During the 2008 election season, political mumblings about who supported whom and for what reason quickly led to lunchtime debates, between-class conversations, public demonstrations and even drinking games.
At a community as diverse as USC, such mumblings take on new meaning.
During this year’s “election semester,” students are presented with the biggest opportunity to explore a huge range of beliefs, values and ideals in order to form their own.
Yet amid the never-ending flow of opposition and polarization that defines politics today, it is difficult to know exactly where to stand.
Two years ago, MSNBC’s Nightly News broadcasted an interview with former President Jimmy Carter, who was quoted as saying that the United States was more polarized then (in 2010) than during the Civil War.
Carter’s quote could also be extended beyond the red and blue states to the current schism in Washington.
In D.C., a microcosm of the country as a whole, there exist a few drastically different ideologies regarding which direction the nation needs to go next.
But instead of actively seeking to bridge these differences and arrive at a compromise, political parties sling mud at each other, each hoping they will emerge from the metaphorical war as the victor.
Between an increasingly polarized Congress, attack ads and seemingly contradictory information coming from all directions, it can be difficult for voters to make informed judgments and decisions.
Yet college students are in a place where many differences — in backgrounds, interests, languages, cultures — collide and merge instead of clash and divide.
Do you think a certain way because of how you were raised or because of what has happened to you?
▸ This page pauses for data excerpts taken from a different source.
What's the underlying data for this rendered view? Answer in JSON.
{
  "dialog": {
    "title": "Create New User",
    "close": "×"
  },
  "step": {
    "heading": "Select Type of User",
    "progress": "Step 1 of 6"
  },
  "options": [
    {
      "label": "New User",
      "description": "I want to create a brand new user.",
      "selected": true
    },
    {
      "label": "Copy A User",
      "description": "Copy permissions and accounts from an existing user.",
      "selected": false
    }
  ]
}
Do you form your opinions because of where you are from?
Regardless of the reason, being exposed from students of all walks of life can take your political and personal beliefs in a fresh direction.
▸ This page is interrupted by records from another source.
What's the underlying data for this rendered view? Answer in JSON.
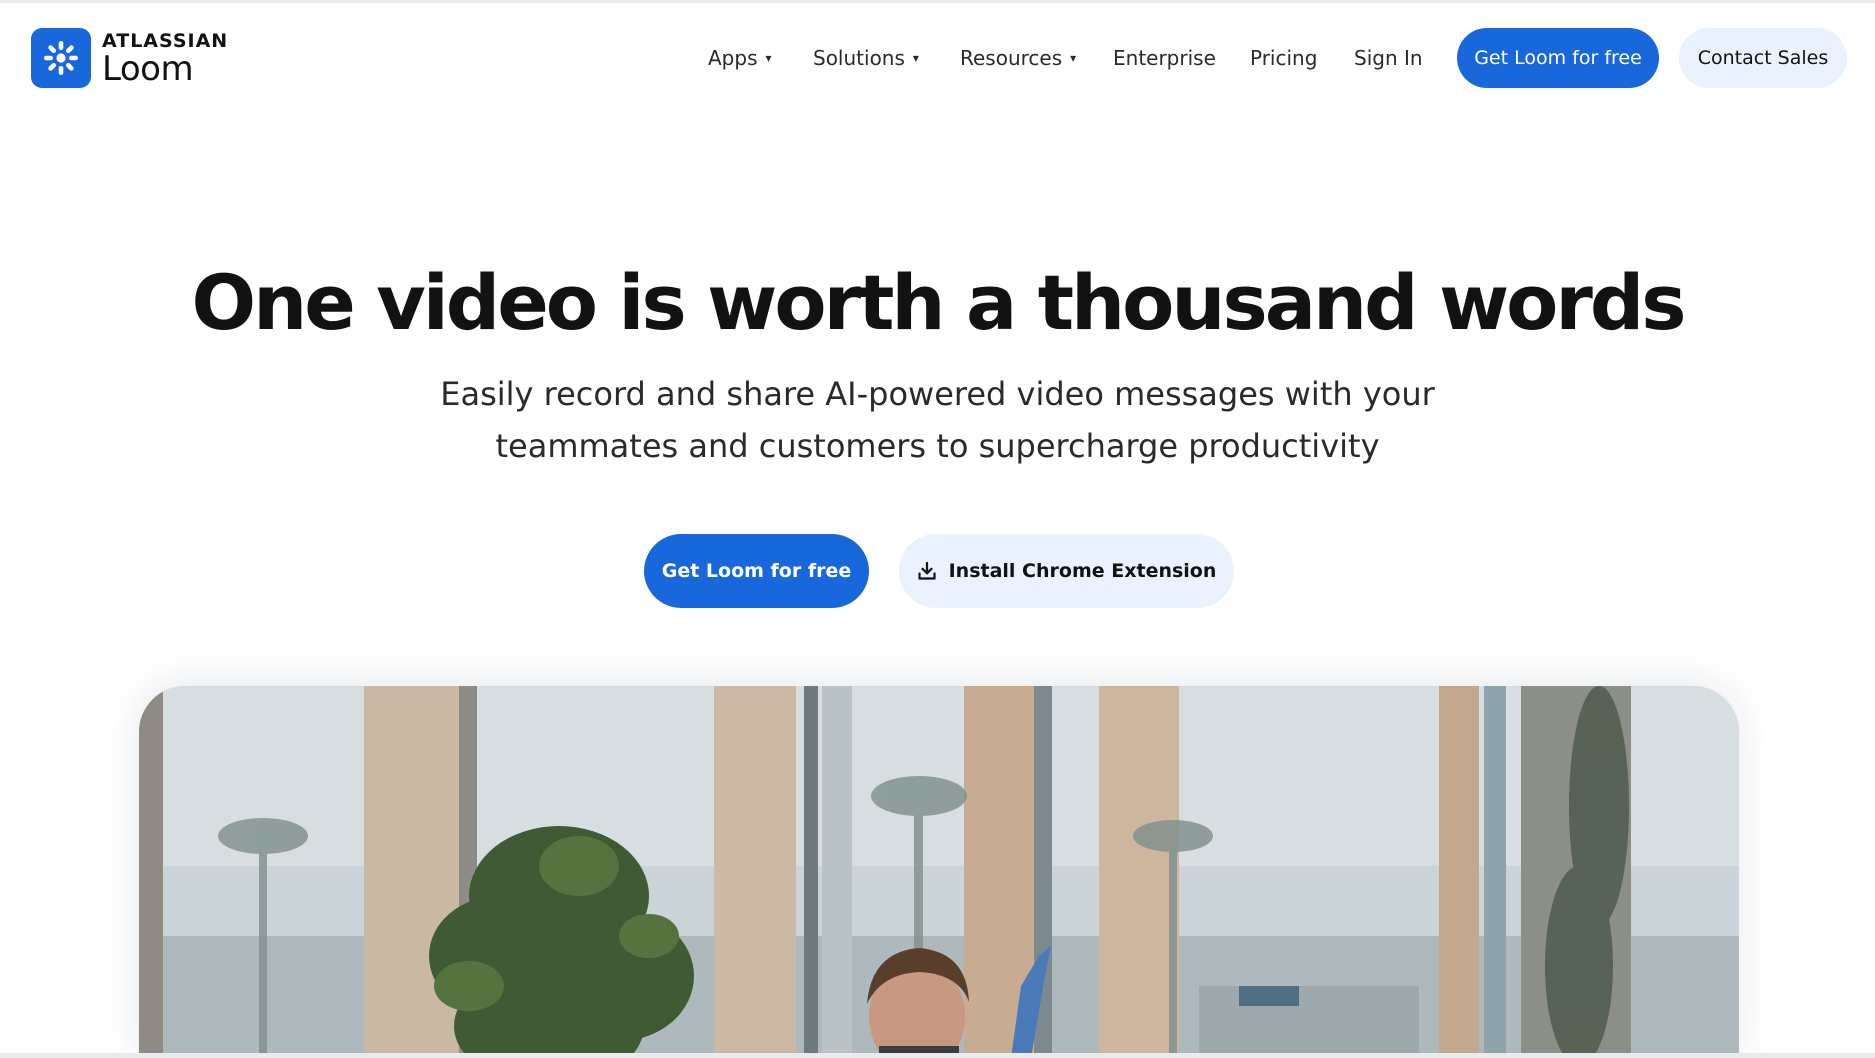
{
  "brand": {
    "company": "ATLASSIAN",
    "product": "Loom",
    "logo_icon": "loom-asterisk-icon",
    "accent_color": "#1868db"
  },
  "nav": {
    "items": [
      {
        "label": "Apps",
        "has_dropdown": true
      },
      {
        "label": "Solutions",
        "has_dropdown": true
      },
      {
        "label": "Resources",
        "has_dropdown": true
      },
      {
        "label": "Enterprise",
        "has_dropdown": false
      },
      {
        "label": "Pricing",
        "has_dropdown": false
      },
      {
        "label": "Sign In",
        "has_dropdown": false
      }
    ],
    "caret": "▾",
    "cta_primary": "Get Loom for free",
    "cta_secondary": "Contact Sales"
  },
  "hero": {
    "title": "One video is worth a thousand words",
    "subtitle_line1": "Easily record and share AI-powered video messages with your",
    "subtitle_line2": "teammates and customers to supercharge productivity",
    "cta_primary": "Get Loom for free",
    "cta_secondary": "Install Chrome Extension",
    "cta_secondary_icon": "download-icon"
  }
}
This is one of the biggest advantages of being a college student during the election — drawing from the experience and knowledge of others to learn about who you are and what you believe in.
Many students, however, will miss out on this rare opportunity.
Some might forgo researching the candidates, just voting because they have the opportunity to do so.
Some might skip the election entirely for various reasons — apathy, lack of knowledge, mistrust of the government or thinking one vote out of a million won’t change the current state of our country. Perhaps it won’t.
On a deeper level, however, voting is a rite of passage, an opportunity to shape the country’s future and your own.
By deciding to go to college, you are deciding to become a member of an elite group, joining some of the most educated people in the country.
Unequivocally, it is a chance to learn more, do more and be more than you ever thought you would be.
Even though politics can be annoying and the arguments unnerving, election season is the most exciting time to be a college student.
Take advantage of that.
Joshua Ferguson is a graduate student studying strategic public relations.